🤖 AI Summary
This study presents the first systematic empirical investigation of Software Bill of Materials (SBOM) publishing practices among developers on Maven Central. Addressing the lack of large-scale, repository-level SBOM analysis, we propose a warehouse-oriented SBOM discovery and dependency graph augmentation method: leveraging the Goblin framework to construct Maven dependency graphs, and integrating the Weaver module for automated SBOM (SPDX/CycloneDX) parsing, graph traversal-based sampling, and multi-source data fusion. From a 10% stratified sample of repository nodes, we collected 14,071 SBOMs covering 7,290 package versions, establishing the first publicly available Maven SBOM dataset. Results reveal critically low SBOM adoption rates and severe format fragmentation.

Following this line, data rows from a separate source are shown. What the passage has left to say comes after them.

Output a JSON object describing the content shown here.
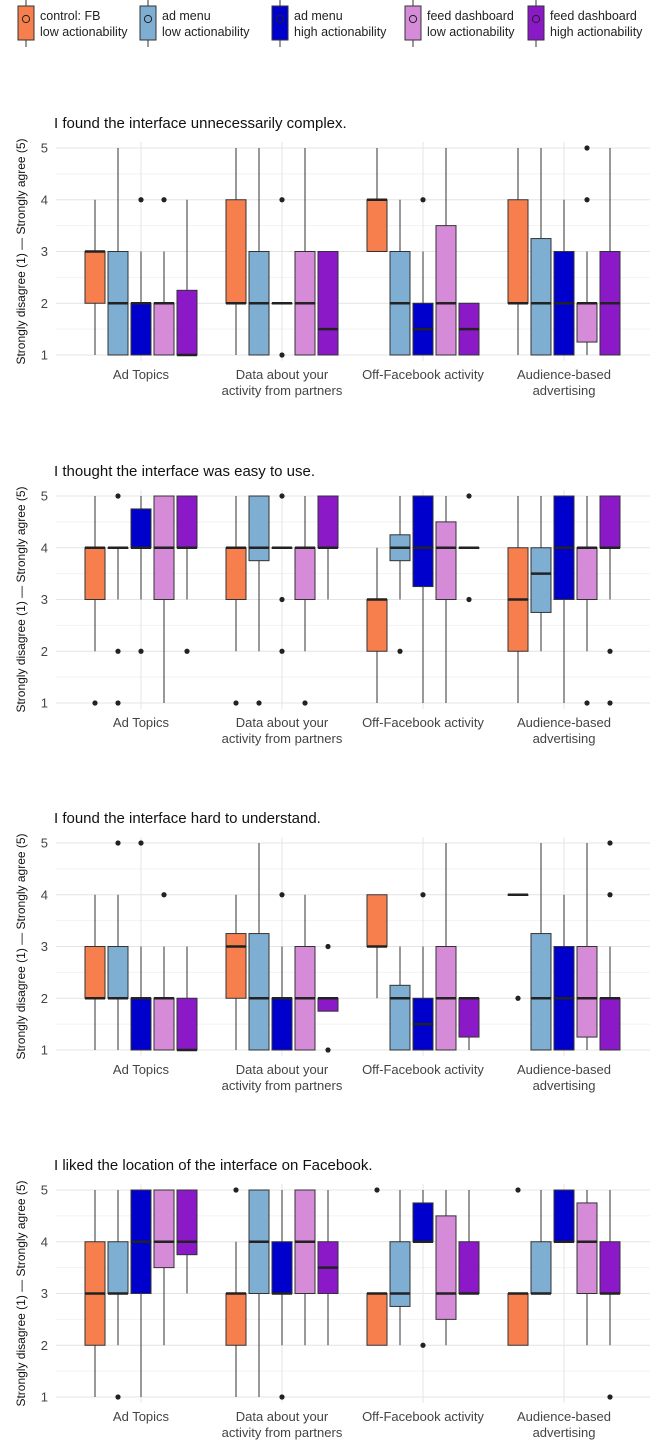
{
  "legend": [
    {
      "line1": "control: FB",
      "line2": "low actionability",
      "color": "#F77F4E"
    },
    {
      "line1": "ad menu",
      "line2": "low actionability",
      "color": "#7FAED3"
    },
    {
      "line1": "ad menu",
      "line2": "high actionability",
      "color": "#0000CC"
    },
    {
      "line1": "feed dashboard",
      "line2": "low actionability",
      "color": "#D68BD8"
    },
    {
      "line1": "feed dashboard",
      "line2": "high actionability",
      "color": "#8B19C8"
    }
  ],
  "chart_data": [
    {
      "type": "boxplot",
      "title": "I found the interface unnecessarily complex.",
      "ylabel": "Strongly disagree (1) — Strongly agree (5)",
      "ylim": [
        1,
        5
      ],
      "categories": [
        "Ad Topics",
        "Data about your activity from partners",
        "Off-Facebook activity",
        "Audience-based advertising"
      ],
      "category_labels": [
        [
          "Ad Topics"
        ],
        [
          "Data about your",
          "activity from partners"
        ],
        [
          "Off-Facebook activity"
        ],
        [
          "Audience-based",
          "advertising"
        ]
      ],
      "boxes": [
        [
          {
            "min": 1,
            "q1": 2,
            "median": 3,
            "q3": 3,
            "max": 4,
            "outliers": []
          },
          {
            "min": 1,
            "q1": 1,
            "median": 2,
            "q3": 3,
            "max": 5,
            "outliers": []
          },
          {
            "min": 1,
            "q1": 1,
            "median": 2,
            "q3": 2,
            "max": 3,
            "outliers": [
              4
            ]
          },
          {
            "min": 1,
            "q1": 1,
            "median": 2,
            "q3": 2,
            "max": 3,
            "outliers": [
              4
            ]
          },
          {
            "min": 1,
            "q1": 1,
            "median": 1,
            "q3": 2.25,
            "max": 4,
            "outliers": []
          }
        ],
        [
          {
            "min": 1,
            "q1": 2,
            "median": 2,
            "q3": 4,
            "max": 5,
            "outliers": []
          },
          {
            "min": 1,
            "q1": 1,
            "median": 2,
            "q3": 3,
            "max": 5,
            "outliers": []
          },
          {
            "min": 2,
            "q1": 2,
            "median": 2,
            "q3": 2,
            "max": 2,
            "outliers": [
              1,
              4
            ]
          },
          {
            "min": 1,
            "q1": 1,
            "median": 2,
            "q3": 3,
            "max": 5,
            "outliers": []
          },
          {
            "min": 1,
            "q1": 1,
            "median": 1.5,
            "q3": 3,
            "max": 3,
            "outliers": []
          }
        ],
        [
          {
            "min": 3,
            "q1": 3,
            "median": 4,
            "q3": 4,
            "max": 5,
            "outliers": []
          },
          {
            "min": 1,
            "q1": 1,
            "median": 2,
            "q3": 3,
            "max": 4,
            "outliers": []
          },
          {
            "min": 1,
            "q1": 1,
            "median": 1.5,
            "q3": 2,
            "max": 3,
            "outliers": [
              4
            ]
          },
          {
            "min": 1,
            "q1": 1,
            "median": 2,
            "q3": 3.5,
            "max": 5,
            "outliers": []
          },
          {
            "min": 1,
            "q1": 1,
            "median": 1.5,
            "q3": 2,
            "max": 2,
            "outliers": []
          }
        ],
        [
          {
            "min": 1,
            "q1": 2,
            "median": 2,
            "q3": 4,
            "max": 5,
            "outliers": []
          },
          {
            "min": 1,
            "q1": 1,
            "median": 2,
            "q3": 3.25,
            "max": 5,
            "outliers": []
          },
          {
            "min": 1,
            "q1": 1,
            "median": 2,
            "q3": 3,
            "max": 4,
            "outliers": []
          },
          {
            "min": 1,
            "q1": 1.25,
            "median": 2,
            "q3": 2,
            "max": 3,
            "outliers": [
              4,
              5
            ]
          },
          {
            "min": 1,
            "q1": 1,
            "median": 2,
            "q3": 3,
            "max": 5,
            "outliers": []
          }
        ]
      ]
    },
    {
      "type": "boxplot",
      "title": "I thought the interface was easy to use.",
      "ylabel": "Strongly disagree (1) — Strongly agree (5)",
      "ylim": [
        1,
        5
      ],
      "categories": [
        "Ad Topics",
        "Data about your activity from partners",
        "Off-Facebook activity",
        "Audience-based advertising"
      ],
      "category_labels": [
        [
          "Ad Topics"
        ],
        [
          "Data about your",
          "activity from partners"
        ],
        [
          "Off-Facebook activity"
        ],
        [
          "Audience-based",
          "advertising"
        ]
      ],
      "boxes": [
        [
          {
            "min": 2,
            "q1": 3,
            "median": 4,
            "q3": 4,
            "max": 5,
            "outliers": [
              1
            ]
          },
          {
            "min": 3,
            "q1": 4,
            "median": 4,
            "q3": 4,
            "max": 4,
            "outliers": [
              1,
              2,
              5
            ]
          },
          {
            "min": 3,
            "q1": 4,
            "median": 4,
            "q3": 4.75,
            "max": 5,
            "outliers": [
              2
            ]
          },
          {
            "min": 1,
            "q1": 3,
            "median": 4,
            "q3": 5,
            "max": 5,
            "outliers": []
          },
          {
            "min": 3,
            "q1": 4,
            "median": 4,
            "q3": 5,
            "max": 5,
            "outliers": [
              2
            ]
          }
        ],
        [
          {
            "min": 2,
            "q1": 3,
            "median": 4,
            "q3": 4,
            "max": 5,
            "outliers": [
              1
            ]
          },
          {
            "min": 2,
            "q1": 3.75,
            "median": 4,
            "q3": 5,
            "max": 5,
            "outliers": [
              1
            ]
          },
          {
            "min": 4,
            "q1": 4,
            "median": 4,
            "q3": 4,
            "max": 4,
            "outliers": [
              2,
              3,
              5
            ]
          },
          {
            "min": 2,
            "q1": 3,
            "median": 4,
            "q3": 4,
            "max": 5,
            "outliers": [
              1
            ]
          },
          {
            "min": 3,
            "q1": 4,
            "median": 4,
            "q3": 5,
            "max": 5,
            "outliers": []
          }
        ],
        [
          {
            "min": 1,
            "q1": 2,
            "median": 3,
            "q3": 3,
            "max": 4,
            "outliers": []
          },
          {
            "min": 3,
            "q1": 3.75,
            "median": 4,
            "q3": 4.25,
            "max": 5,
            "outliers": [
              2
            ]
          },
          {
            "min": 1,
            "q1": 3.25,
            "median": 4,
            "q3": 5,
            "max": 5,
            "outliers": []
          },
          {
            "min": 1,
            "q1": 3,
            "median": 4,
            "q3": 4.5,
            "max": 5,
            "outliers": []
          },
          {
            "min": 4,
            "q1": 4,
            "median": 4,
            "q3": 4,
            "max": 4,
            "outliers": [
              3,
              5
            ]
          }
        ],
        [
          {
            "min": 1,
            "q1": 2,
            "median": 3,
            "q3": 4,
            "max": 5,
            "outliers": []
          },
          {
            "min": 2,
            "q1": 2.75,
            "median": 3.5,
            "q3": 4,
            "max": 5,
            "outliers": []
          },
          {
            "min": 1,
            "q1": 3,
            "median": 4,
            "q3": 5,
            "max": 5,
            "outliers": []
          },
          {
            "min": 2,
            "q1": 3,
            "median": 4,
            "q3": 4,
            "max": 5,
            "outliers": [
              1
            ]
          },
          {
            "min": 3,
            "q1": 4,
            "median": 4,
            "q3": 5,
            "max": 5,
            "outliers": [
              1,
              2
            ]
          }
        ]
      ]
    },
    {
      "type": "boxplot",
      "title": "I found the interface hard to understand.",
      "ylabel": "Strongly disagree (1) — Strongly agree (5)",
      "ylim": [
        1,
        5
      ],
      "categories": [
        "Ad Topics",
        "Data about your activity from partners",
        "Off-Facebook activity",
        "Audience-based advertising"
      ],
      "category_labels": [
        [
          "Ad Topics"
        ],
        [
          "Data about your",
          "activity from partners"
        ],
        [
          "Off-Facebook activity"
        ],
        [
          "Audience-based",
          "advertising"
        ]
      ],
      "boxes": [
        [
          {
            "min": 1,
            "q1": 2,
            "median": 2,
            "q3": 3,
            "max": 4,
            "outliers": []
          },
          {
            "min": 1,
            "q1": 2,
            "median": 2,
            "q3": 3,
            "max": 4,
            "outliers": [
              5
            ]
          },
          {
            "min": 1,
            "q1": 1,
            "median": 2,
            "q3": 2,
            "max": 3,
            "outliers": [
              5
            ]
          },
          {
            "min": 1,
            "q1": 1,
            "median": 2,
            "q3": 2,
            "max": 3,
            "outliers": [
              4
            ]
          },
          {
            "min": 1,
            "q1": 1,
            "median": 1,
            "q3": 2,
            "max": 3,
            "outliers": []
          }
        ],
        [
          {
            "min": 1,
            "q1": 2,
            "median": 3,
            "q3": 3.25,
            "max": 4,
            "outliers": []
          },
          {
            "min": 1,
            "q1": 1,
            "median": 2,
            "q3": 3.25,
            "max": 5,
            "outliers": []
          },
          {
            "min": 1,
            "q1": 1,
            "median": 2,
            "q3": 2,
            "max": 3,
            "outliers": [
              4
            ]
          },
          {
            "min": 1,
            "q1": 1,
            "median": 2,
            "q3": 3,
            "max": 4,
            "outliers": []
          },
          {
            "min": 1.75,
            "q1": 1.75,
            "median": 2,
            "q3": 2,
            "max": 2,
            "outliers": [
              1,
              3
            ]
          }
        ],
        [
          {
            "min": 2,
            "q1": 3,
            "median": 3,
            "q3": 4,
            "max": 4,
            "outliers": []
          },
          {
            "min": 1,
            "q1": 1,
            "median": 2,
            "q3": 2.25,
            "max": 3,
            "outliers": []
          },
          {
            "min": 1,
            "q1": 1,
            "median": 1.5,
            "q3": 2,
            "max": 3,
            "outliers": [
              4
            ]
          },
          {
            "min": 1,
            "q1": 1,
            "median": 2,
            "q3": 3,
            "max": 5,
            "outliers": []
          },
          {
            "min": 1,
            "q1": 1.25,
            "median": 2,
            "q3": 2,
            "max": 2,
            "outliers": []
          }
        ],
        [
          {
            "min": 4,
            "q1": 4,
            "median": 4,
            "q3": 4,
            "max": 4,
            "outliers": [
              2
            ]
          },
          {
            "min": 1,
            "q1": 1,
            "median": 2,
            "q3": 3.25,
            "max": 5,
            "outliers": []
          },
          {
            "min": 1,
            "q1": 1,
            "median": 2,
            "q3": 3,
            "max": 4,
            "outliers": []
          },
          {
            "min": 1,
            "q1": 1.25,
            "median": 2,
            "q3": 3,
            "max": 5,
            "outliers": []
          },
          {
            "min": 1,
            "q1": 1,
            "median": 2,
            "q3": 2,
            "max": 3,
            "outliers": [
              4,
              5
            ]
          }
        ]
      ]
    },
    {
      "type": "boxplot",
      "title": "I liked the location of the interface on Facebook.",
      "ylabel": "Strongly disagree (1) — Strongly agree (5)",
      "ylim": [
        1,
        5
      ],
      "categories": [
        "Ad Topics",
        "Data about your activity from partners",
        "Off-Facebook activity",
        "Audience-based advertising"
      ],
      "category_labels": [
        [
          "Ad Topics"
        ],
        [
          "Data about your",
          "activity from partners"
        ],
        [
          "Off-Facebook activity"
        ],
        [
          "Audience-based",
          "advertising"
        ]
      ],
      "boxes": [
        [
          {
            "min": 1,
            "q1": 2,
            "median": 3,
            "q3": 4,
            "max": 5,
            "outliers": []
          },
          {
            "min": 2,
            "q1": 3,
            "median": 3,
            "q3": 4,
            "max": 5,
            "outliers": [
              1
            ]
          },
          {
            "min": 1,
            "q1": 3,
            "median": 4,
            "q3": 5,
            "max": 5,
            "outliers": []
          },
          {
            "min": 2,
            "q1": 3.5,
            "median": 4,
            "q3": 5,
            "max": 5,
            "outliers": []
          },
          {
            "min": 3,
            "q1": 3.75,
            "median": 4,
            "q3": 5,
            "max": 5,
            "outliers": []
          }
        ],
        [
          {
            "min": 1,
            "q1": 2,
            "median": 3,
            "q3": 3,
            "max": 4,
            "outliers": [
              5
            ]
          },
          {
            "min": 1,
            "q1": 3,
            "median": 4,
            "q3": 5,
            "max": 5,
            "outliers": []
          },
          {
            "min": 2,
            "q1": 3,
            "median": 3,
            "q3": 4,
            "max": 5,
            "outliers": [
              1
            ]
          },
          {
            "min": 2,
            "q1": 3,
            "median": 4,
            "q3": 5,
            "max": 5,
            "outliers": []
          },
          {
            "min": 2,
            "q1": 3,
            "median": 3.5,
            "q3": 4,
            "max": 5,
            "outliers": []
          }
        ],
        [
          {
            "min": 2,
            "q1": 2,
            "median": 3,
            "q3": 3,
            "max": 3,
            "outliers": [
              5
            ]
          },
          {
            "min": 2,
            "q1": 2.75,
            "median": 3,
            "q3": 4,
            "max": 5,
            "outliers": []
          },
          {
            "min": 4,
            "q1": 4,
            "median": 4,
            "q3": 4.75,
            "max": 5,
            "outliers": [
              2
            ]
          },
          {
            "min": 2,
            "q1": 2.5,
            "median": 3,
            "q3": 4.5,
            "max": 5,
            "outliers": []
          },
          {
            "min": 3,
            "q1": 3,
            "median": 3,
            "q3": 4,
            "max": 5,
            "outliers": []
          }
        ],
        [
          {
            "min": 2,
            "q1": 2,
            "median": 3,
            "q3": 3,
            "max": 3,
            "outliers": [
              5
            ]
          },
          {
            "min": 3,
            "q1": 3,
            "median": 3,
            "q3": 4,
            "max": 5,
            "outliers": []
          },
          {
            "min": 4,
            "q1": 4,
            "median": 4,
            "q3": 5,
            "max": 5,
            "outliers": []
          },
          {
            "min": 2,
            "q1": 3,
            "median": 4,
            "q3": 4.75,
            "max": 5,
            "outliers": []
          },
          {
            "min": 2,
            "q1": 3,
            "median": 3,
            "q3": 4,
            "max": 5,
            "outliers": [
              1
            ]
          }
        ]
      ]
    }
  ]
}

Key contributions include: (1) the first empirically grounded, multi-source SBOM dataset; (2) a scalable, package-level SBOM discovery and graph-augmentation framework; and (3) evidence-based insights for enhancing transparency in open-source software supply chains.
📝 Abstract
Software Bills of Materials (SBOMs) are essential to ensure the transparency and integrity of the software supply chain. There is a growing body of work that investigates the accuracy of SBOM generation tools and the challenges for producing complete SBOMs. Yet, there is little knowledge about how developers distribute SBOMs. In this work, we mine SBOMs from Maven Central to assess the extent to which developers publish SBOMs along with the artifacts. We develop our work on top of the Goblin framework, which consists of a Maven Central dependency graph and a Weaver that allows augmenting the dependency graph with additional data. For this study, we select a sample of 10% of release nodes from the Maven Central dependency graph and collected 14,071 SBOMs from 7,290 package releases. We then augment the Maven Central dependency graph with the collected SBOMs. We present our methodology to mine SBOMs, as well as novel insights about SBOM publication. Our dataset is the first set of SBOMs collected from a package registry. We make it available as a standalone dataset, which can be used for future research about SBOMs and package distribution.